First, the fine print. In the U.S., authors are allowed to regain copyrights they had previously assigned to other parties, such as a music publishing company, after 56 years, a feature of stateside copyright law designed to give late-in-life artists and their families a financial silver lining (not that McCartney needs it). McCartney is extremely keen, after the previously mentioned burns he sustained, to regain control of his Beatles work — so much so that he filed termination notices, the legal mechanism for him to regain his copyrights, on The Beatles’ “Love Me Do” and “P.S. I Love You,” about 10 years ahead of schedule. (They turn 56 years old in October, 2018.)
Despite that due diligence, McCartney is understandably skittish given his track record of failure in this particular area of his business. The pop genius filed suit, in fact, this past January against Sony/ATV — the world’s largest music publisher, which controls much of the Lennon/McCartney songbook — based essentially on a conversation, shared in court documents, in late 2016 during a Billy Joel concert between his lawyer and Sony/ATV chairman and CEO Martin Bandier. The talk seemed to indicate that McCartney’s reclamations, which should be protected by U.S. law, may not go as smoothly as he’d hoped.
The pair’s chat focused on a recent U.K. court case in which Sony/ATV successfully prevented members of Duran Duran from regaining control of hit songs they’d signed away to publishers in the ’80s, despite filing notices much as McCartney has. The discussion alarmed McCartney enough that he brought suit against the publishing giant to ensure it wasn’t planning on using the same legal strategy against him next year. The company urged calm.
In both an email thread before McCartney sued and in subsequent court documents, Sony/ATV has maintained that it does not plan to challenge the notices McCartney filed to get back his landmark Beatles compositions. Bandier emailed McCartney’s lawyer that “the previously served notices of termination … constitute an effective exercise … and will become effective on the dates stated in the notices.” Sony/ATV also wrote in a court memo Monday (Mar. 13) that it “has never stated that it intends to assert” a claim similar to the one in the Duran Duran case.

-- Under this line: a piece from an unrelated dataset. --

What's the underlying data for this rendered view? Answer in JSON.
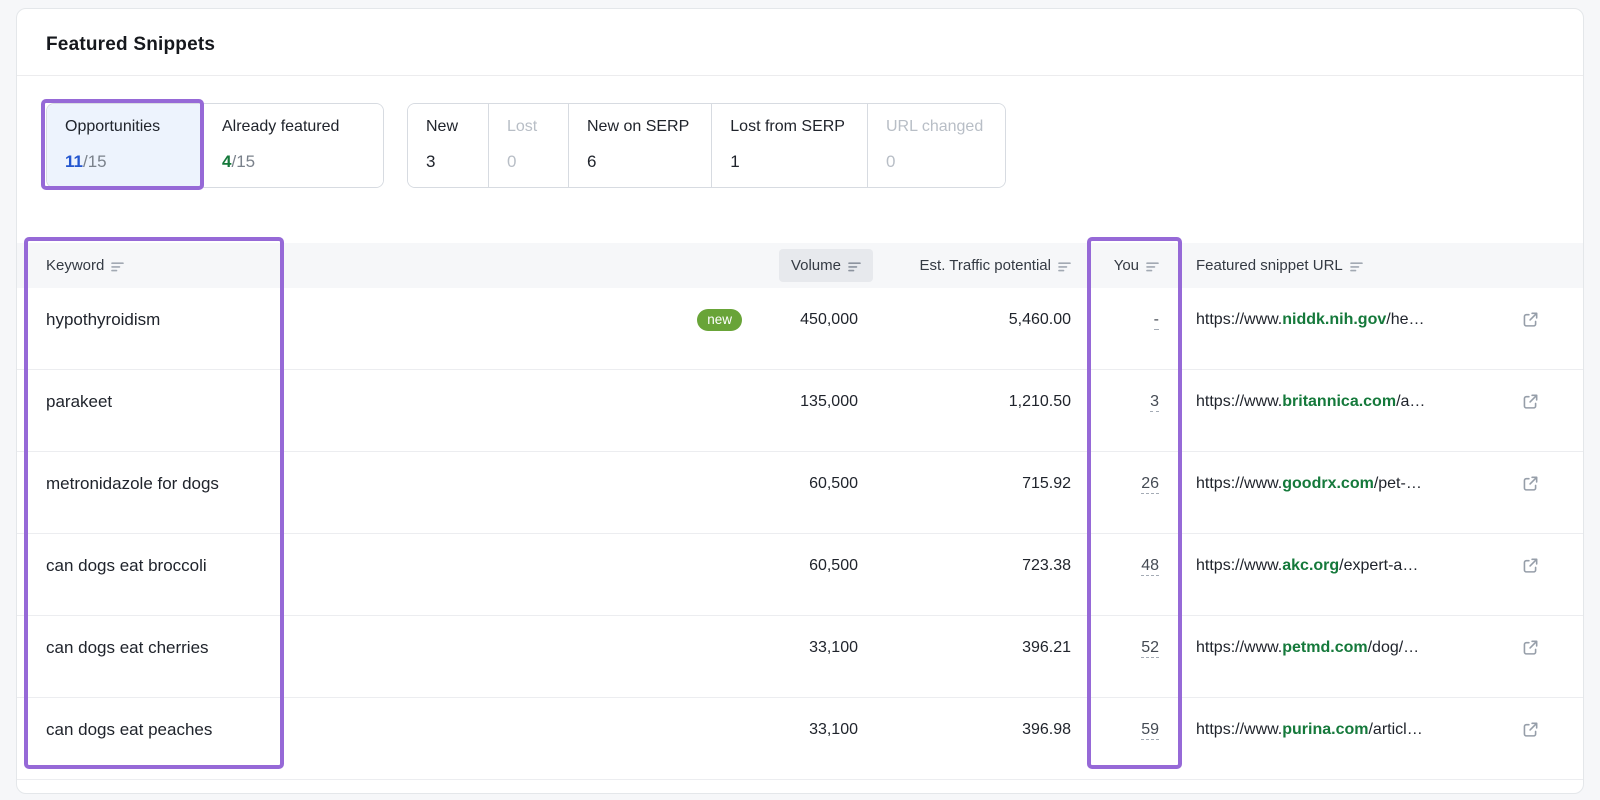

Here’s the rub, though: The purpose of Sony/ATV’s filing on Mar. 13 was to claim that McCartney’s suit is premature — or “unripe” — since the Duran Duran case in the U.K. in ongoing (it is currently awaiting appeal). Because of this, the publisher wants to have McCartney’s suit against the company dismissed without prejudice (“without” allows McCartney to bring his case again). That the company is looking to dismiss McCartney’s case until Duran Duran’s is finished could, however, is an ominous sign — one that McCartney and his lawyers picked up on, clearly.
Sony/ATV maintains it is simply protecting itself by not signing away rights before they’re fully determined via the Duran Duran case — rights it could, ostensibly, use to challenge McCartney’s termination claims in the U.K. Which, again, it says it does not plan on doing.